Krugman has the United States meekly asking China to raise the value of the yuan since 2003, with little effect. This certainly has been the public position of both the Bush and Obama administrations. However, negotiations don't take place in public.
When the United States negotiates with China, there are many items on its list. Both the Bush and Obama administrations have pressed China about increased protection for U.S. patents and copyrights. They have pressed China for increased access for U.S. films and openings for the entertainment industry more generally. They also want to open the Chinese market to Citigroup, Goldman Sachs and other big financial firms.

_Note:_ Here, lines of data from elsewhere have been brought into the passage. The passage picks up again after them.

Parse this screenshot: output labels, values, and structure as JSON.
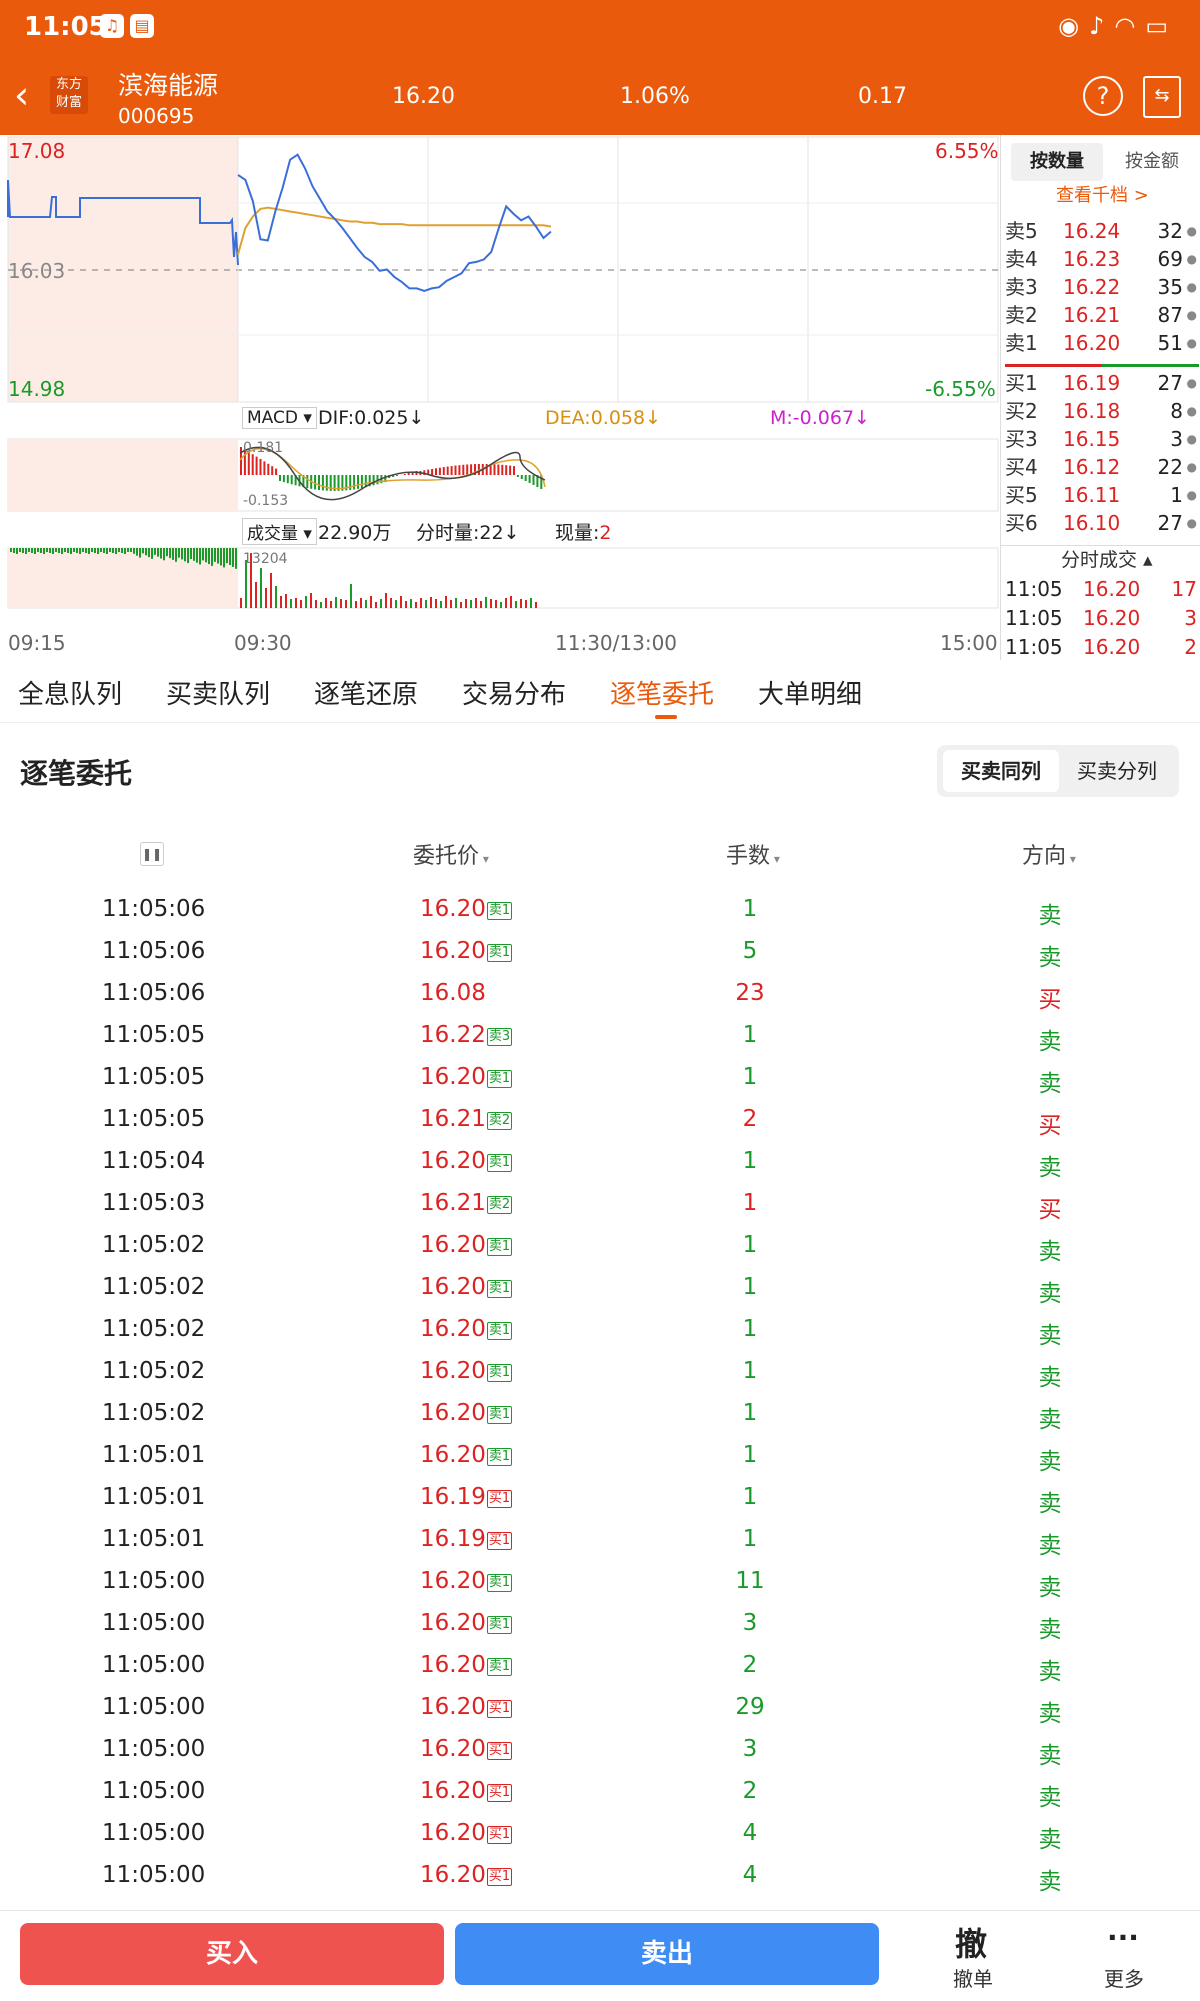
{
  "status_bar": {
    "time": "11:05"
  },
  "header": {
    "logo_text": "东方财富",
    "stock_name": "滨海能源",
    "stock_code": "000695",
    "price": "16.20",
    "change_pct": "1.06%",
    "change": "0.17"
  },
  "chart": {
    "price_high": "17.08",
    "price_low": "14.98",
    "price_mid": "16.03",
    "pct_high": "6.55%",
    "pct_low": "-6.55%",
    "macd_label": "MACD",
    "dif": "DIF:0.025",
    "dea": "DEA:0.058",
    "m": "M:-0.067",
    "macd_top": "0.181",
    "macd_bot": "-0.153",
    "vol_label": "成交量",
    "vol_total": "22.90万",
    "vol_min": "分时量:22",
    "vol_now_label": "现量:",
    "vol_now": "2",
    "vol_max": "13204",
    "time_start": "09:15",
    "time_open": "09:30",
    "time_mid": "11:30/13:00",
    "time_end": "15:00",
    "price_line": [
      16.78,
      16.74,
      16.57,
      16.27,
      16.26,
      16.49,
      16.68,
      16.9,
      16.94,
      16.83,
      16.69,
      16.59,
      16.49,
      16.43,
      16.36,
      16.28,
      16.2,
      16.13,
      16.09,
      16.02,
      16.03,
      15.97,
      15.93,
      15.88,
      15.88,
      15.86,
      15.88,
      15.89,
      15.94,
      15.97,
      16.0,
      16.08,
      16.09,
      16.11,
      16.17,
      16.36,
      16.53,
      16.47,
      16.42,
      16.45,
      16.37,
      16.28,
      16.33
    ],
    "avg_line": [
      16.15,
      16.36,
      16.45,
      16.51,
      16.52,
      16.51,
      16.5,
      16.49,
      16.48,
      16.47,
      16.46,
      16.45,
      16.44,
      16.43,
      16.42,
      16.41,
      16.41,
      16.4,
      16.4,
      16.39,
      16.39,
      16.39,
      16.39,
      16.38,
      16.38,
      16.38,
      16.38,
      16.38,
      16.38,
      16.38,
      16.38,
      16.38,
      16.38,
      16.38,
      16.38,
      16.38,
      16.38,
      16.38,
      16.38,
      16.38,
      16.38,
      16.38,
      16.37
    ]
  },
  "order_book": {
    "tab_qty": "按数量",
    "tab_amt": "按金额",
    "view_levels": "查看千档 >",
    "asks": [
      {
        "label": "卖5",
        "price": "16.24",
        "vol": "32"
      },
      {
        "label": "卖4",
        "price": "16.23",
        "vol": "69"
      },
      {
        "label": "卖3",
        "price": "16.22",
        "vol": "35"
      },
      {
        "label": "卖2",
        "price": "16.21",
        "vol": "87"
      },
      {
        "label": "卖1",
        "price": "16.20",
        "vol": "51"
      }
    ],
    "bids": [
      {
        "label": "买1",
        "price": "16.19",
        "vol": "27"
      },
      {
        "label": "买2",
        "price": "16.18",
        "vol": "8"
      },
      {
        "label": "买3",
        "price": "16.15",
        "vol": "3"
      },
      {
        "label": "买4",
        "price": "16.12",
        "vol": "22"
      },
      {
        "label": "买5",
        "price": "16.11",
        "vol": "1"
      },
      {
        "label": "买6",
        "price": "16.10",
        "vol": "27"
      }
    ],
    "trades_title": "分时成交",
    "trades": [
      {
        "time": "11:05",
        "price": "16.20",
        "vol": "17"
      },
      {
        "time": "11:05",
        "price": "16.20",
        "vol": "3"
      },
      {
        "time": "11:05",
        "price": "16.20",
        "vol": "2"
      }
    ]
  },
  "tabs": [
    "全息队列",
    "买卖队列",
    "逐笔还原",
    "交易分布",
    "逐笔委托",
    "大单明细"
  ],
  "section": {
    "title": "逐笔委托",
    "seg_same": "买卖同列",
    "seg_split": "买卖分列"
  },
  "table": {
    "col_price": "委托价",
    "col_qty": "手数",
    "col_dir": "方向",
    "rows": [
      {
        "time": "11:05:06",
        "price": "16.20",
        "badge": "卖1",
        "badge_color": "green",
        "qty": "1",
        "qty_color": "green",
        "dir": "卖",
        "dir_color": "green"
      },
      {
        "time": "11:05:06",
        "price": "16.20",
        "badge": "卖1",
        "badge_color": "green",
        "qty": "5",
        "qty_color": "green",
        "dir": "卖",
        "dir_color": "green"
      },
      {
        "time": "11:05:06",
        "price": "16.08",
        "badge": "",
        "badge_color": "",
        "qty": "23",
        "qty_color": "red",
        "dir": "买",
        "dir_color": "red"
      },
      {
        "time": "11:05:05",
        "price": "16.22",
        "badge": "卖3",
        "badge_color": "green",
        "qty": "1",
        "qty_color": "green",
        "dir": "卖",
        "dir_color": "green"
      },
      {
        "time": "11:05:05",
        "price": "16.20",
        "badge": "卖1",
        "badge_color": "green",
        "qty": "1",
        "qty_color": "green",
        "dir": "卖",
        "dir_color": "green"
      },
      {
        "time": "11:05:05",
        "price": "16.21",
        "badge": "卖2",
        "badge_color": "green",
        "qty": "2",
        "qty_color": "red",
        "dir": "买",
        "dir_color": "red"
      },
      {
        "time": "11:05:04",
        "price": "16.20",
        "badge": "卖1",
        "badge_color": "green",
        "qty": "1",
        "qty_color": "green",
        "dir": "卖",
        "dir_color": "green"
      },
      {
        "time": "11:05:03",
        "price": "16.21",
        "badge": "卖2",
        "badge_color": "green",
        "qty": "1",
        "qty_color": "red",
        "dir": "买",
        "dir_color": "red"
      },
      {
        "time": "11:05:02",
        "price": "16.20",
        "badge": "卖1",
        "badge_color": "green",
        "qty": "1",
        "qty_color": "green",
        "dir": "卖",
        "dir_color": "green"
      },
      {
        "time": "11:05:02",
        "price": "16.20",
        "badge": "卖1",
        "badge_color": "green",
        "qty": "1",
        "qty_color": "green",
        "dir": "卖",
        "dir_color": "green"
      },
      {
        "time": "11:05:02",
        "price": "16.20",
        "badge": "卖1",
        "badge_color": "green",
        "qty": "1",
        "qty_color": "green",
        "dir": "卖",
        "dir_color": "green"
      },
      {
        "time": "11:05:02",
        "price": "16.20",
        "badge": "卖1",
        "badge_color": "green",
        "qty": "1",
        "qty_color": "green",
        "dir": "卖",
        "dir_color": "green"
      },
      {
        "time": "11:05:02",
        "price": "16.20",
        "badge": "卖1",
        "badge_color": "green",
        "qty": "1",
        "qty_color": "green",
        "dir": "卖",
        "dir_color": "green"
      },
      {
        "time": "11:05:01",
        "price": "16.20",
        "badge": "卖1",
        "badge_color": "green",
        "qty": "1",
        "qty_color": "green",
        "dir": "卖",
        "dir_color": "green"
      },
      {
        "time": "11:05:01",
        "price": "16.19",
        "badge": "买1",
        "badge_color": "red",
        "qty": "1",
        "qty_color": "green",
        "dir": "卖",
        "dir_color": "green"
      },
      {
        "time": "11:05:01",
        "price": "16.19",
        "badge": "买1",
        "badge_color": "red",
        "qty": "1",
        "qty_color": "green",
        "dir": "卖",
        "dir_color": "green"
      },
      {
        "time": "11:05:00",
        "price": "16.20",
        "badge": "卖1",
        "badge_color": "green",
        "qty": "11",
        "qty_color": "green",
        "dir": "卖",
        "dir_color": "green"
      },
      {
        "time": "11:05:00",
        "price": "16.20",
        "badge": "卖1",
        "badge_color": "green",
        "qty": "3",
        "qty_color": "green",
        "dir": "卖",
        "dir_color": "green"
      },
      {
        "time": "11:05:00",
        "price": "16.20",
        "badge": "卖1",
        "badge_color": "green",
        "qty": "2",
        "qty_color": "green",
        "dir": "卖",
        "dir_color": "green"
      },
      {
        "time": "11:05:00",
        "price": "16.20",
        "badge": "买1",
        "badge_color": "red",
        "qty": "29",
        "qty_color": "green",
        "dir": "卖",
        "dir_color": "green"
      },
      {
        "time": "11:05:00",
        "price": "16.20",
        "badge": "买1",
        "badge_color": "red",
        "qty": "3",
        "qty_color": "green",
        "dir": "卖",
        "dir_color": "green"
      },
      {
        "time": "11:05:00",
        "price": "16.20",
        "badge": "买1",
        "badge_color": "red",
        "qty": "2",
        "qty_color": "green",
        "dir": "卖",
        "dir_color": "green"
      },
      {
        "time": "11:05:00",
        "price": "16.20",
        "badge": "买1",
        "badge_color": "red",
        "qty": "4",
        "qty_color": "green",
        "dir": "卖",
        "dir_color": "green"
      },
      {
        "time": "11:05:00",
        "price": "16.20",
        "badge": "买1",
        "badge_color": "red",
        "qty": "4",
        "qty_color": "green",
        "dir": "卖",
        "dir_color": "green"
      }
    ]
  },
  "bottom": {
    "buy": "买入",
    "sell": "卖出",
    "cancel_icon": "撤",
    "cancel": "撤单",
    "more_icon": "···",
    "more": "更多"
  },
  "colors": {
    "brand": "#EA5A0C",
    "up": "#DD2222",
    "down": "#1A9A2A",
    "buy_btn": "#EF5350",
    "sell_btn": "#3F8CF5"
  }
}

No one ever expects to get everything on their list in negotiations. Suppose China promises better protection for Disney and Microsoft and more access for Citi and Goldman, but not much movement on the yuan. China feels it has been responsive to the U.S. position, after all it made major concessions in areas that are important to the United States.
We don't know what actually happens behind closes doors, but it is safe to assume that the U.S. negotiators do not pound the table and say: "we don't care about Mickey Mouse [Disney] and Goldman, we want to see the yuan rise against the dollar." If this is not what happens, then the blame lies as much with the U.S. as with China.